Wednesday, April 25, 2012

Maori Haka, and Parallel Universes

If you've not seen it yet, you first need to check out this video.  It's from the The Globe's season opener, Troilus and Cressida performed entirely in New Zealand's Maori language and opening with a "haka", something that I can best describe as a "war dance," popularized by the New Zealand men's rugby team:



This is already awesome on a number of levels when you go into it thinking "Ok, the Shakespeare people are doing a Shakespeare play in a language other than English." The idea that there's going to be 37 (38?) of these, each entirely unique, makes me giddy in anticipation.

Now imagine, if you can, coming at it entirely from the other angle.  Imagine you stumbled across this video with no context at all.  You start watching, you think, "Ok, this looks interesting...."  Then you realize that a story is being told.  You try to figure out characters, and plot (* this is only the trailer, of course - pretend for the sake of argument that you could get video of the entire production).  How long would it take you to realize "Hey....this story looks familiar!  I think this in the Trojan War story!  No, wait, is this Shakespeare?  Is this Troilus and Cressida???"

That's where my "parallel universe" comment in the subject comes from.  You see something like this and it's as if the essence of what drove Shakespeare's stories exists independently somewhere, capable of driving what is fundamentally the same story, in an infinite number of ways.  It is the same, and yet it is entirely different.  You know what I'm trying to say?  None of Shakespeare's words are going to be found, yet it's still Shakespeare.  It is the very definition of universal.

Enough geekiness, on to some more practical questions.  Can somebody with a better knowledge of the play identify some of the characters for us?  Can someone (possibly with knowledge of the language) give  us an idea of what's happening during this clip?

Or for an equal amount of fun, can someone with *no* knowledge of the play and *no* knowledge of the language take a shot?  That would sort of get back to my opening point. :)

2 comments:

Sean O'Sullivan said...

Hi Duane,

I went to see South Africa's Isango Ensemble perform Venus
and Adonis as the opener to The Globe's "Globe to Globe" foreign language season...fantastic..
only understood the 10% sung in English verbally,but body language takes care of so much more than you realise.
Made me think of Shakespeare's
line refering to accents unknown.
Planning to see the Italian
version of Julius Caesar next
week...with my extensive vocab
of about 20 words.

Anonymous said...

I'm from NZ, but with only a limited amount of Maori.

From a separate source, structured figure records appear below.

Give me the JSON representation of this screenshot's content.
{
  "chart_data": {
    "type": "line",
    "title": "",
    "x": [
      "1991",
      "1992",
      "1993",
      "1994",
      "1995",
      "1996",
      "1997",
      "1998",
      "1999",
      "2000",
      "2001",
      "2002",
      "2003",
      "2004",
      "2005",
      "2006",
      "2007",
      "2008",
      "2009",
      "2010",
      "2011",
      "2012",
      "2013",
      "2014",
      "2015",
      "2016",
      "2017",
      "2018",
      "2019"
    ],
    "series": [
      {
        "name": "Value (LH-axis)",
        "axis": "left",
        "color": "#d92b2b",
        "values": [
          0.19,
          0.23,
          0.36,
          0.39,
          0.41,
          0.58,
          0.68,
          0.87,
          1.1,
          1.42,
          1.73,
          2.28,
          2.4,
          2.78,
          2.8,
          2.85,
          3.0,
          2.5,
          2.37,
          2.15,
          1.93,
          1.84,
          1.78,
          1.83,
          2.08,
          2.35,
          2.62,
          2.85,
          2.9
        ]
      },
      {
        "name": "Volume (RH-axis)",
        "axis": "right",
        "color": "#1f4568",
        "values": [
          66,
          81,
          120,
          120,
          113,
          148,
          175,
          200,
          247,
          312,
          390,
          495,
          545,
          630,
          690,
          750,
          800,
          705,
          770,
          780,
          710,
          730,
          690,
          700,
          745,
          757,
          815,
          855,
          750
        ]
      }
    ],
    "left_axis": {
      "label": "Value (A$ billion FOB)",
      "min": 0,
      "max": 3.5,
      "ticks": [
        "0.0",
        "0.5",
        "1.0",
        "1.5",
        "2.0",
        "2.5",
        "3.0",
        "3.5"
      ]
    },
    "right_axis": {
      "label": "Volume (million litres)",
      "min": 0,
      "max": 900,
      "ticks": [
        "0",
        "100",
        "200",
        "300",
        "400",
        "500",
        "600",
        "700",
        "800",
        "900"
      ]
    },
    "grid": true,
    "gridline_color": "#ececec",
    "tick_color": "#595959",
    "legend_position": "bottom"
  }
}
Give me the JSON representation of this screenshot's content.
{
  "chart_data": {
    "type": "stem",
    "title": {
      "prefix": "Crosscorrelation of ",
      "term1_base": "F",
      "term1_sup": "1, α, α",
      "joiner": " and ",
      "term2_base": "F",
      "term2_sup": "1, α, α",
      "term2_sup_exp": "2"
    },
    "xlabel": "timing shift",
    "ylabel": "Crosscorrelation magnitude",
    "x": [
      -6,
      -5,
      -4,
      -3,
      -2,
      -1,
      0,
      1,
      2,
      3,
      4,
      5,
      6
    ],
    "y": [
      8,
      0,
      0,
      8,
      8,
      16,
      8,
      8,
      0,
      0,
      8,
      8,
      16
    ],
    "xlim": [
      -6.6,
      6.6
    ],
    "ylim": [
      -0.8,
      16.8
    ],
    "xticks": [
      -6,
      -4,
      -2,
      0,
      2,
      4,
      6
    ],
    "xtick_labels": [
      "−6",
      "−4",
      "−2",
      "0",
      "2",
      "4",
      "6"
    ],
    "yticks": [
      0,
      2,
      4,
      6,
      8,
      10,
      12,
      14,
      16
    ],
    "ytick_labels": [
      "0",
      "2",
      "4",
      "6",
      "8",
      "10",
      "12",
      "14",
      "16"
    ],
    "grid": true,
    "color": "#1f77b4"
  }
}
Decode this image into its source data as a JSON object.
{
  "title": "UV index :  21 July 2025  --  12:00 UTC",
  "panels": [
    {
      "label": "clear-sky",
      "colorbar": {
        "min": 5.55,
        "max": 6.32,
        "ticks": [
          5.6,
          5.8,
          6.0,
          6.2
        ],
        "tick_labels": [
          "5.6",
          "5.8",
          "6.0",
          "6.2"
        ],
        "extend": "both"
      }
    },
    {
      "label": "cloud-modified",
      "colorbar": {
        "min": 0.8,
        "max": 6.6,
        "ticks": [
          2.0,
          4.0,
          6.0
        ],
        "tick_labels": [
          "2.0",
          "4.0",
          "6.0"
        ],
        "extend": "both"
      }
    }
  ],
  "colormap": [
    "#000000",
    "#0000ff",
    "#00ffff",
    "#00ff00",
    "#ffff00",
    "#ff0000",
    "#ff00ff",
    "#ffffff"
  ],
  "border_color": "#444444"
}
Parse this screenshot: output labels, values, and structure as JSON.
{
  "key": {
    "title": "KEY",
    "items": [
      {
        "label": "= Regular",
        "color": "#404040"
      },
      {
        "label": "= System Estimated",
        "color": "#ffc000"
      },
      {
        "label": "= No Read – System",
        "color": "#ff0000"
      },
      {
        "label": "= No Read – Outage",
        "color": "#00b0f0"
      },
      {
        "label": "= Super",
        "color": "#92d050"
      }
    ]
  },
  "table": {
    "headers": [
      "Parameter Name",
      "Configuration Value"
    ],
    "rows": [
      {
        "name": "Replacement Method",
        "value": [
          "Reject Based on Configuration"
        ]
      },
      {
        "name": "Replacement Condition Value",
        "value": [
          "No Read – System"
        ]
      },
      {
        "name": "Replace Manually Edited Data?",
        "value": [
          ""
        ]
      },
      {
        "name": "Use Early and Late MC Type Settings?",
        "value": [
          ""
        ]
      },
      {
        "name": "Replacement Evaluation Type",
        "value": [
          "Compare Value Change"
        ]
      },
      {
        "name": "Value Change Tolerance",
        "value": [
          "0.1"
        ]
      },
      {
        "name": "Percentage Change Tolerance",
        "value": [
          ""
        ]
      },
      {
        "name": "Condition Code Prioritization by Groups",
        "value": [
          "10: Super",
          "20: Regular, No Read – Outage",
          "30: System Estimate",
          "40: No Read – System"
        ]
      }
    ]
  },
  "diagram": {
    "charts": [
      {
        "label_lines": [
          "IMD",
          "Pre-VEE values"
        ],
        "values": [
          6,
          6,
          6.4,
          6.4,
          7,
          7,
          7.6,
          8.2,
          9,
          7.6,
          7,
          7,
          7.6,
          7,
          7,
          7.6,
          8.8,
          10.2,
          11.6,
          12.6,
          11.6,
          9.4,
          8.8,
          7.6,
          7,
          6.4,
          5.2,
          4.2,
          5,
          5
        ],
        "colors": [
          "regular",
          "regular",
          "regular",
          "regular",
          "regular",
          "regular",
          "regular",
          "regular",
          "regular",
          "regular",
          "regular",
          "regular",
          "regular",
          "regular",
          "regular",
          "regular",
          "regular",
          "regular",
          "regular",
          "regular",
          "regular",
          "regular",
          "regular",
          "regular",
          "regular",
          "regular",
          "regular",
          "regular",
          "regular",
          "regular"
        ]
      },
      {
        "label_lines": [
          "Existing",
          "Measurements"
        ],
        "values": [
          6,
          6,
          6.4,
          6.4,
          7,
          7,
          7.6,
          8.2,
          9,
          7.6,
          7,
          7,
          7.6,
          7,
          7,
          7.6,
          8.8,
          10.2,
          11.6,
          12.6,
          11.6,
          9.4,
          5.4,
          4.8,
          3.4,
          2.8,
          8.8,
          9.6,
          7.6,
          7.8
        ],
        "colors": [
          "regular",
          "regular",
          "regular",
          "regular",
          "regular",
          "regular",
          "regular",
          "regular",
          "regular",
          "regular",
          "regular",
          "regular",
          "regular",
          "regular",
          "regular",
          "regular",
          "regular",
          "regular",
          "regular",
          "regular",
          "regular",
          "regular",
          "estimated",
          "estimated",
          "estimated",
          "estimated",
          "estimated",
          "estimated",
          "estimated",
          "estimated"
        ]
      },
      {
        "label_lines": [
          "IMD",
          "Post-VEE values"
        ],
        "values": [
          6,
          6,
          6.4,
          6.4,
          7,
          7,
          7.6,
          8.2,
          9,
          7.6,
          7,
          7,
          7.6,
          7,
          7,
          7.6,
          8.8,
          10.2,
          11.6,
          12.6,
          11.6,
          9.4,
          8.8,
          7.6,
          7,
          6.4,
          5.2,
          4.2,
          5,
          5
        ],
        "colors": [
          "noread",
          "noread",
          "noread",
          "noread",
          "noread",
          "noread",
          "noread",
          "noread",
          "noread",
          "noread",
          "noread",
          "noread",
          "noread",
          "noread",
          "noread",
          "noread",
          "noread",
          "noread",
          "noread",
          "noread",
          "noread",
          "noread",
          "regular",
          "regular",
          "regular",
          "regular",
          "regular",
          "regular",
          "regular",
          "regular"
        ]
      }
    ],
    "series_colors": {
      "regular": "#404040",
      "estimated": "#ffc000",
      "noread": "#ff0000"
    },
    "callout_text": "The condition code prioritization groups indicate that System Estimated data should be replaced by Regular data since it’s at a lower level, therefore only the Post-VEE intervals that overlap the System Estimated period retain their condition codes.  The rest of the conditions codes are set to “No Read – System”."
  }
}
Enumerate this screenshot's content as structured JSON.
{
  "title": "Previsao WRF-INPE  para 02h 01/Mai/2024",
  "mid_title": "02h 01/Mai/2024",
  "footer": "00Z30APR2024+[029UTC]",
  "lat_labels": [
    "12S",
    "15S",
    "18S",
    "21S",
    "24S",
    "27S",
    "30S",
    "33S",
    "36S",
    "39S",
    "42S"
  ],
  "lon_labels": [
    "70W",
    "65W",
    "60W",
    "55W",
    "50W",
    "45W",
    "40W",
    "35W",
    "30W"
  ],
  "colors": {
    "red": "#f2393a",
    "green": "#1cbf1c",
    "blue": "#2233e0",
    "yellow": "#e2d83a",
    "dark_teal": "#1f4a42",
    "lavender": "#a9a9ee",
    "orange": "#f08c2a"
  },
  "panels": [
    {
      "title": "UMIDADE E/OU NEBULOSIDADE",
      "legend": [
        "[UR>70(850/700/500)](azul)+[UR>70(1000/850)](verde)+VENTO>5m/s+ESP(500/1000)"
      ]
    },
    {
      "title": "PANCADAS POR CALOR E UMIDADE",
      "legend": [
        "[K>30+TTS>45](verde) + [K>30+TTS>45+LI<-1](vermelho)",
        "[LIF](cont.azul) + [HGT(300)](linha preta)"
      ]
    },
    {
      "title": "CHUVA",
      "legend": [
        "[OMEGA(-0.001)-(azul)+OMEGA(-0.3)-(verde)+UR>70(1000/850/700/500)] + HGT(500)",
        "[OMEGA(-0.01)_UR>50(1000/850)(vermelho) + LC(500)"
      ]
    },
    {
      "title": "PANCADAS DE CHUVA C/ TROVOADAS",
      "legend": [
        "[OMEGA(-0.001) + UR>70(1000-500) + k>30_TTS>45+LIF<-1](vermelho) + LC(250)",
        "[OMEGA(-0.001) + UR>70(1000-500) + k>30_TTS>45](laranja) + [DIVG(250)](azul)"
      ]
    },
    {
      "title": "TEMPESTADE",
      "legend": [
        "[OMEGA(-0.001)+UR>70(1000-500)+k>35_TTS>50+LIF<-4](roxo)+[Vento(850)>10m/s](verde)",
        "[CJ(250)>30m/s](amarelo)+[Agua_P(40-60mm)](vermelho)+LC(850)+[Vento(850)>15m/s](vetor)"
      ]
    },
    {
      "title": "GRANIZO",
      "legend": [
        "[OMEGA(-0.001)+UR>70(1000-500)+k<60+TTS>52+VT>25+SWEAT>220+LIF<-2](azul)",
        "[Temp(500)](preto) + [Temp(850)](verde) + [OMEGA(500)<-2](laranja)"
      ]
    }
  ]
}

This 'haka' doesn't strike me as terribly traditional although you can see the challenge being laid right at the beginning. Some Maori tribes would include women, others wouldn't. It seems that there is a distinction between the men with red and the men in grey as possibly the Greeks and the Trojans. I wondered if the younger man in red who protectively moves aside one of the women could be Paris and Helen.
The extentsive use of red in the costumes, and particularly the women's costumes aren't very 'traditional' either, although beautiful. The markings/tattoos on the men's buttocks is though. Overall, intriguing, and the more I think about it, the more I can see the play working well in a Maori context. There is also a famous Maori version of "The Merchant of Venice".